The Pendulum

Peaks and valleys.  Reminds one of a bucolic Colorado vista, perhaps Pike’s Peak and the San Luis Valley.  But our lives are driven by patterns that look like peaks and valleys.  For example, this is a graph of the stock market for the last 25 years.

S&P 500 1984-2009
S&P 500 1984-2009

Notice the number of times that the chart has significant ups and downs.  This is a way that we as humans tend to operate in our domains.  We push the level of an activity until it goes beyond a breaking point (or some external event, like 9/11, causes a breaking point) and then instead of slowly returning to an equilibrium level, the system quickly regresses back to a point well beyond a median and we start the cycle all over again.  While it is painful to go through these cycles, our historical precedents do tell us that we will come out of the valley and start to rise again within a reasonable time.  Over time, these boom-bust-boom cycles have been getting shorter but steeper.

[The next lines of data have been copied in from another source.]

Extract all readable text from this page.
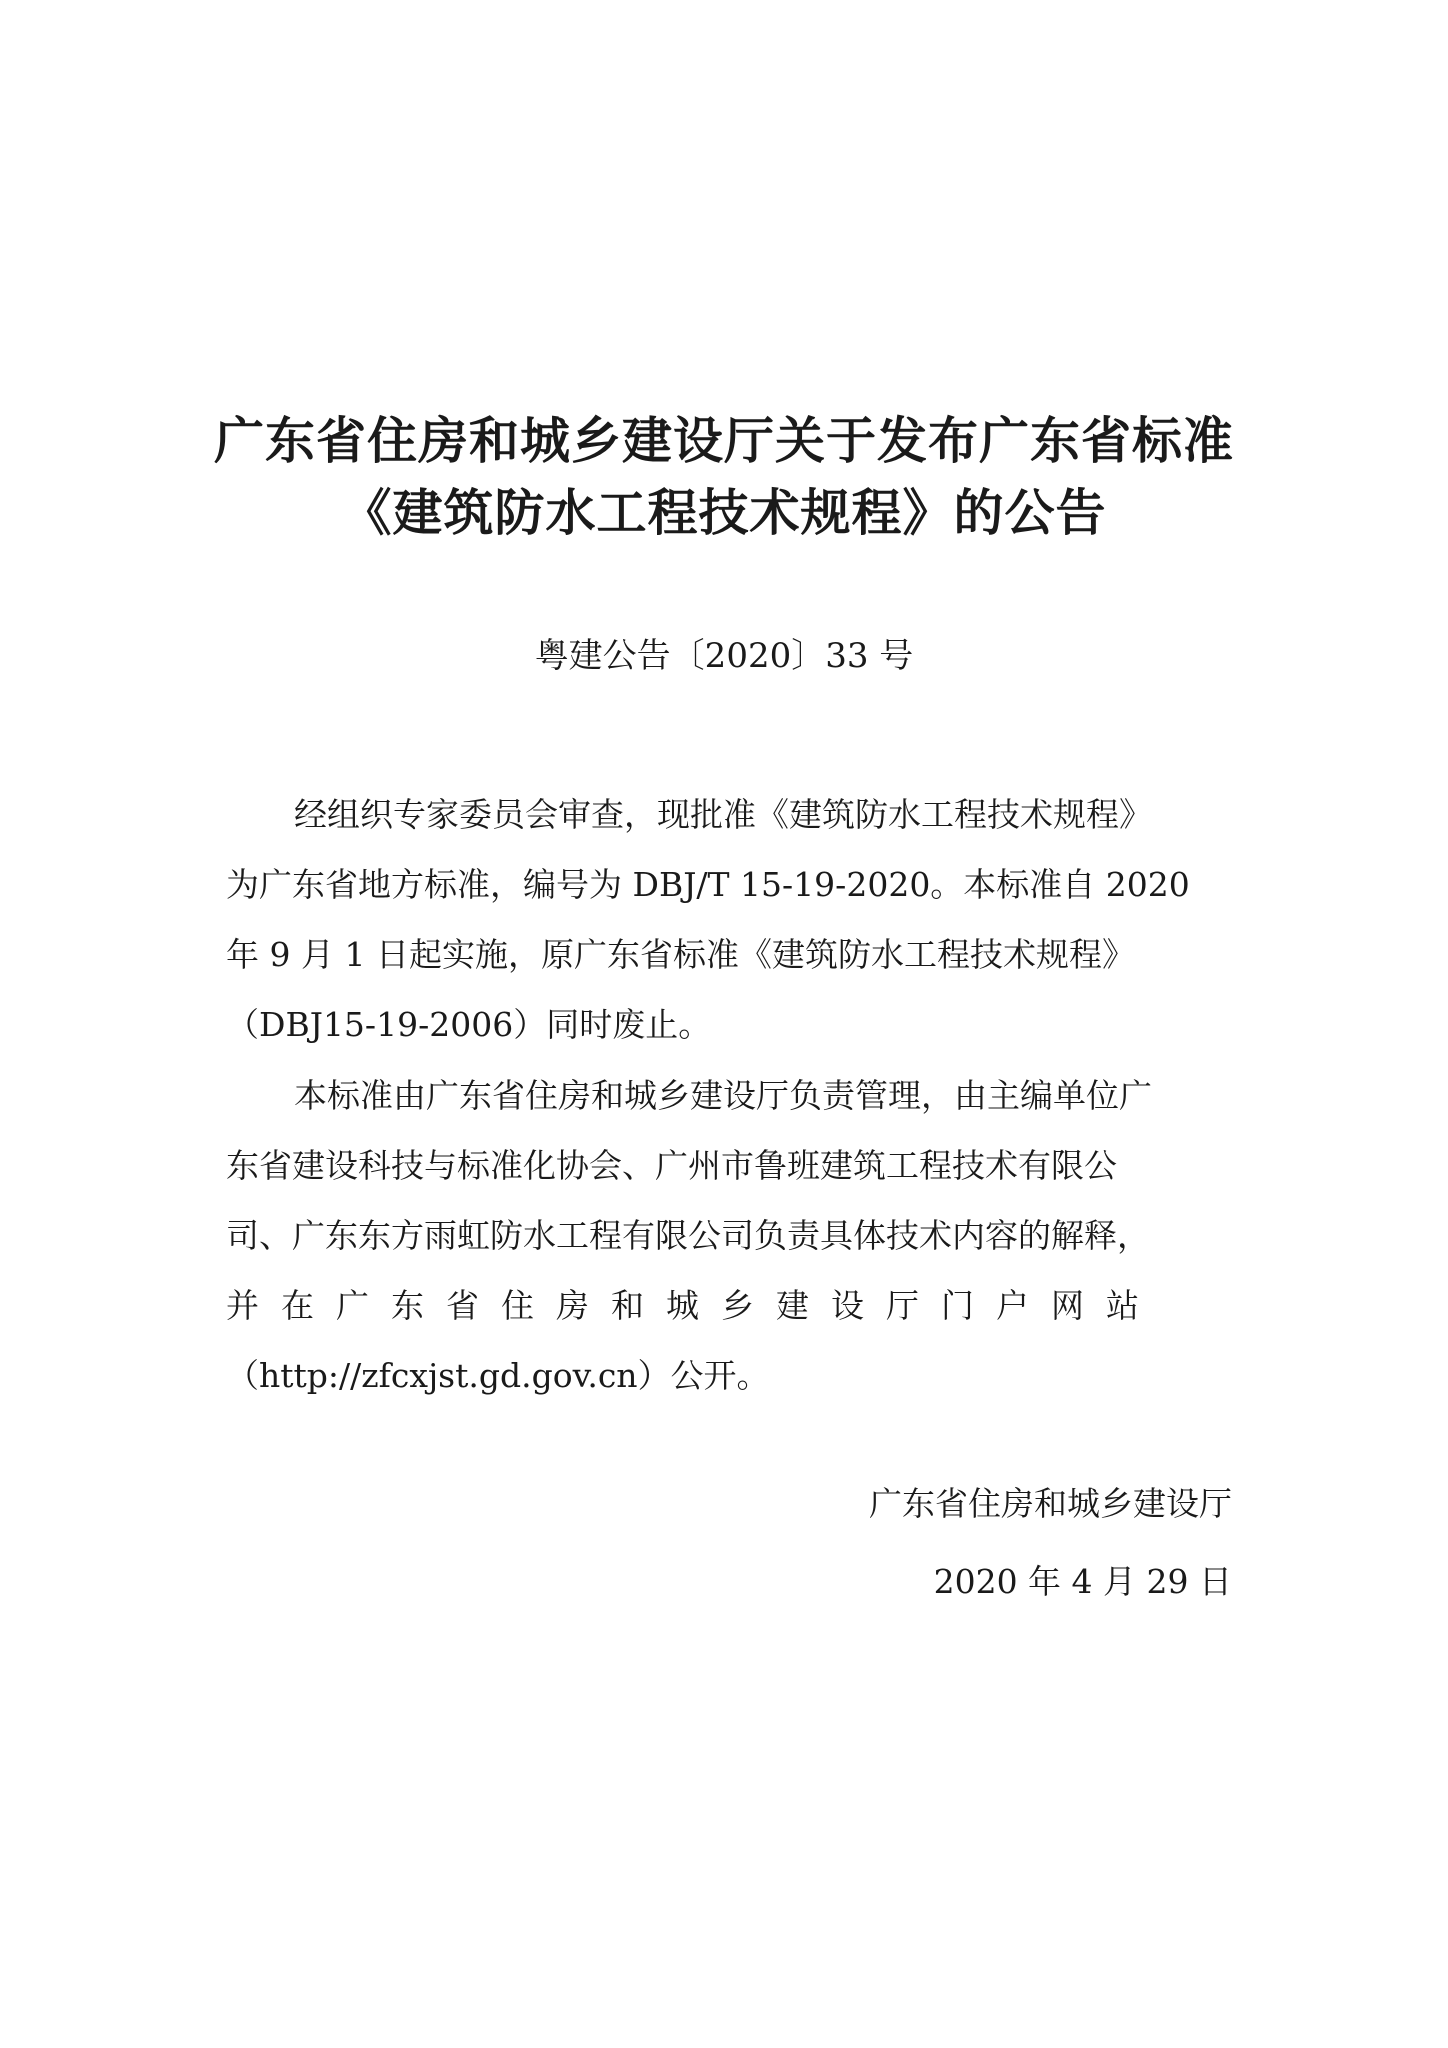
广东省住房和城乡建设厅关于发布广东省标准
《建筑防水工程技术规程》的公告
粤建公告〔2020〕33 号

经组织专家委员会审查，现批准《建筑防水工程技术规程》
为广东省地方标准，编号为 DBJ/T 15-19-2020。本标准自 2020
年 9 月 1 日起实施，原广东省标准《建筑防水工程技术规程》
（DBJ15-19-2006）同时废止。

本标准由广东省住房和城乡建设厅负责管理，由主编单位广
东省建设科技与标准化协会、广州市鲁班建筑工程技术有限公
司、广东东方雨虹防水工程有限公司负责具体技术内容的解释，
并在广东省住房和城乡建设厅门户网站
（http://zfcxjst.gd.gov.cn）公开。

广东省住房和城乡建设厅
2020 年 4 月 29 日
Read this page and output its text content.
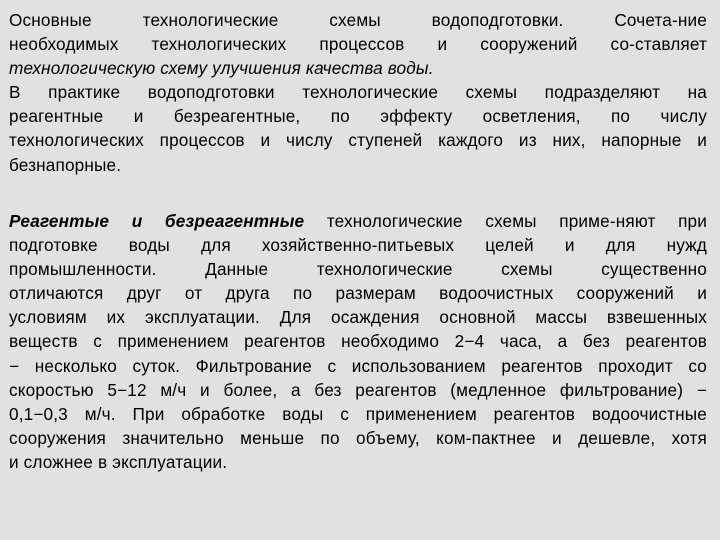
Основные технологические схемы водоподготовки. Сочета-ние
необходимых технологических процессов и сооружений со-ставляет
технологическую схему улучшения качества воды.
В практике водоподготовки технологические схемы подразделяют на
реагентные и безреагентные, по эффекту осветления, по числу
технологических процессов и числу ступеней каждого из них, напорные и
безнапорные.
Реагентые и безреагентные технологические схемы приме-няют при
подготовке воды для хозяйственно-питьевых целей и для нужд
промышленности. Данные технологические схемы существенно
отличаются друг от друга по размерам водоочистных сооружений и
условиям их эксплуатации. Для осаждения основной массы взвешенных
веществ с применением реагентов необходимо 2−4 часа, а без реагентов
− несколько суток. Фильтрование с использованием реагентов проходит со
скоростью 5−12 м/ч и более, а без реагентов (медленное фильтрование) −
0,1−0,3 м/ч. При обработке воды с применением реагентов водоочистные
сооружения значительно меньше по объему, ком-пактнее и дешевле, хотя
и сложнее в эксплуатации.
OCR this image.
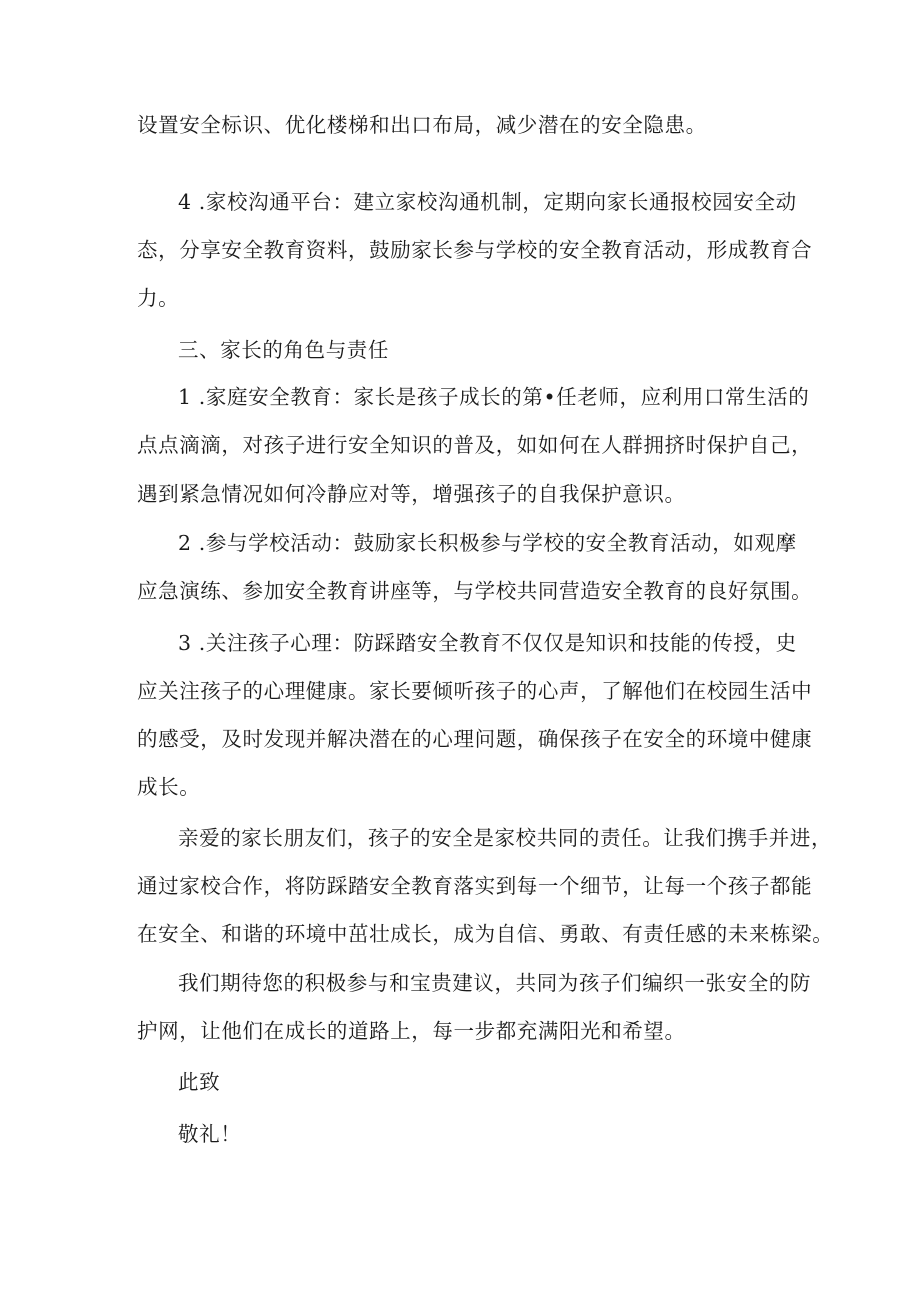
设置安全标识、优化楼梯和出口布局，减少潜在的安全隐患。
4 .家校沟通平台：建立家校沟通机制，定期向家长通报校园安全动
态，分享安全教育资料，鼓励家长参与学校的安全教育活动，形成教育合
力。
三、家长的角色与责任
1 .家庭安全教育：家长是孩子成长的第•任老师，应利用口常生活的
点点滴滴，对孩子进行安全知识的普及，如如何在人群拥挤时保护自己，
遇到紧急情况如何冷静应对等，增强孩子的自我保护意识。
2 .参与学校活动：鼓励家长积极参与学校的安全教育活动，如观摩
应急演练、参加安全教育讲座等，与学校共同营造安全教育的良好氛围。
3 .关注孩子心理：防踩踏安全教育不仅仅是知识和技能的传授，史
应关注孩子的心理健康。家长要倾听孩子的心声，了解他们在校园生活中
的感受，及时发现并解决潜在的心理问题，确保孩子在安全的环境中健康
成长。
亲爱的家长朋友们，孩子的安全是家校共同的责任。让我们携手并进，
通过家校合作，将防踩踏安全教育落实到每一个细节，让每一个孩子都能
在安全、和谐的环境中茁壮成长，成为自信、勇敢、有责任感的未来栋梁。
我们期待您的积极参与和宝贵建议，共同为孩子们编织一张安全的防
护网，让他们在成长的道路上，每一步都充满阳光和希望。
此致
敬礼！
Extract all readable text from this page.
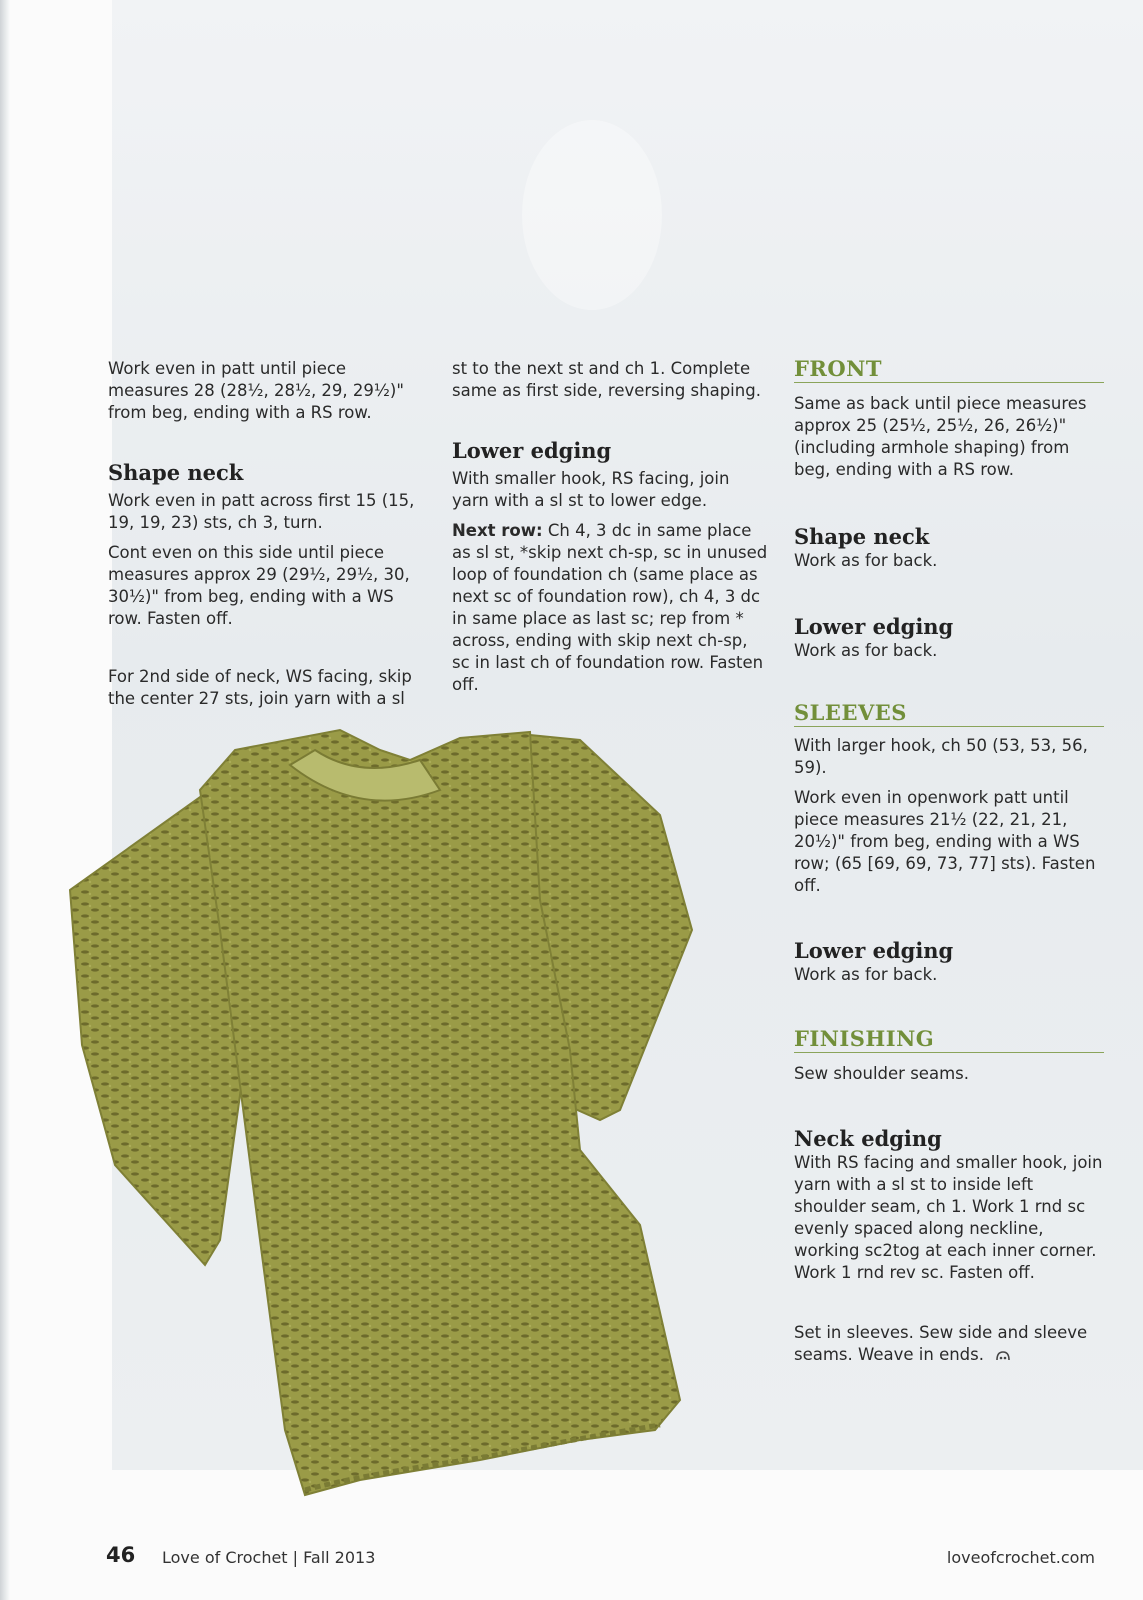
Work even in patt until piece measures 28 (28½, 28½, 29, 29½)" from beg, ending with a RS row.

Shape neck

Work even in patt across first 15 (15, 19, 19, 23) sts, ch 3, turn.

Cont even on this side until piece measures approx 29 (29½, 29½, 30, 30½)" from beg, ending with a WS row. Fasten off.

For 2nd side of neck, WS facing, skip the center 27 sts, join yarn with a sl

st to the next st and ch 1. Complete same as first side, reversing shaping.

Lower edging

With smaller hook, RS facing, join yarn with a sl st to lower edge.

Next row: Ch 4, 3 dc in same place as sl st, *skip next ch-sp, sc in unused loop of foundation ch (same place as next sc of foundation row), ch 4, 3 dc in same place as last sc; rep from * across, ending with skip next ch-sp, sc in last ch of foundation row. Fasten off.

FRONT

Same as back until piece measures approx 25 (25½, 25½, 26, 26½)" (including armhole shaping) from beg, ending with a RS row.

Shape neck

Work as for back.

Lower edging

Work as for back.

SLEEVES

With larger hook, ch 50 (53, 53, 56, 59).

Work even in openwork patt until piece measures 21½ (22, 21, 21, 20½)" from beg, ending with a WS row; (65 [69, 69, 73, 77] sts). Fasten off.

Lower edging

Work as for back.

FINISHING

Sew shoulder seams.

Neck edging

With RS facing and smaller hook, join yarn with a sl st to inside left shoulder seam, ch 1. Work 1 rnd sc evenly spaced along neckline, working sc2tog at each inner corner. Work 1 rnd rev sc. Fasten off.

Set in sleeves. Sew side and sleeve seams. Weave in ends.

46 Love of Crochet | Fall 2013	loveofcrochet.com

A current example of the boom-bust-boom cycles have to do with credit.  The credit markets have acted like a pendulum, swinging from high availability, low rates to low availability, high rates.  Some of these changes were due to changed economic policy by our government and the Federal Reserve. A large part of our current credit problem is related to the reticence of banks to take on additional risk, so they have tightened down the requirements for getting credit, to consumers as well as to businesses.  I wrote about the changes that Chase has made in their lending to small businesses here. Will this get sorted out?  Yes.  How soon?  Much bigger question.

But not all peaks and valleys correspond to economic events. It has always been instructive to me to watch the technology curves.

My technology journey started with the mainframe.  Everything you could want was on the mainframe.  It had to be since you interacted with the mainframe via punched cards (yes, I am that old). All by one manufacturer, all guaranteed to work the same way, the only way.  Kind of like Ford’s Model T, in any color as long as you wanted black.  But soon, we got PC’s and things got colorful fast.  Lots of different programs, different interfaces, different data storage, little interaction.  Businesses had a hard time utilizing these PC’s; actually IT (or Data Processing as it was called in those days) had the problems.  Everybody did things differently.  So, they decided to purchase integrated ERP solutions that allowed the entire company to work together cooperatively on planning and executing, counting and selling, paying bills and receiving cash.  These also included the support software to ensure it would all work together, the databases, the communications manager, the security systems and the scheduler. Back to the mainframe mentality – easier to manage, but limited in flexibility.

But of course, people wanted their own solutions.  So, along came Unix and other open systems.  Now it was possible to pick the best of breed solutions for each system need.  Flexibility to pick and choose, difficult to integrate and make sure that Program A fed Program B the right data in the right format.  It was costly for the software companies to support – they had to have every possible combination of systems to test with and provide their tech support staff with. I likened it to going to a race track and having to make the right choice to win for 10 races.  Difficult for anyone and not efficient for the IT staff.

Yesterday’s announcement that Oracle is going to buy Sun is bringing this whole technology cycle full circle.  Now one company can sell you the database, CRM Software, ERP Solution, security and hardware to be able to guarantee that all things will work together.  IBM and HP are also looking to provide a full course solution. What could happen to companies like Dell, Cisco and Fujitsu?  Where does Microsoft play in this arena?

All I can say is that given our history with peaks and valleys, you can expect that this phase of single company providing a full suite will have a reasonable lifespan and another model will come into play. It will be fun to watch this change over time.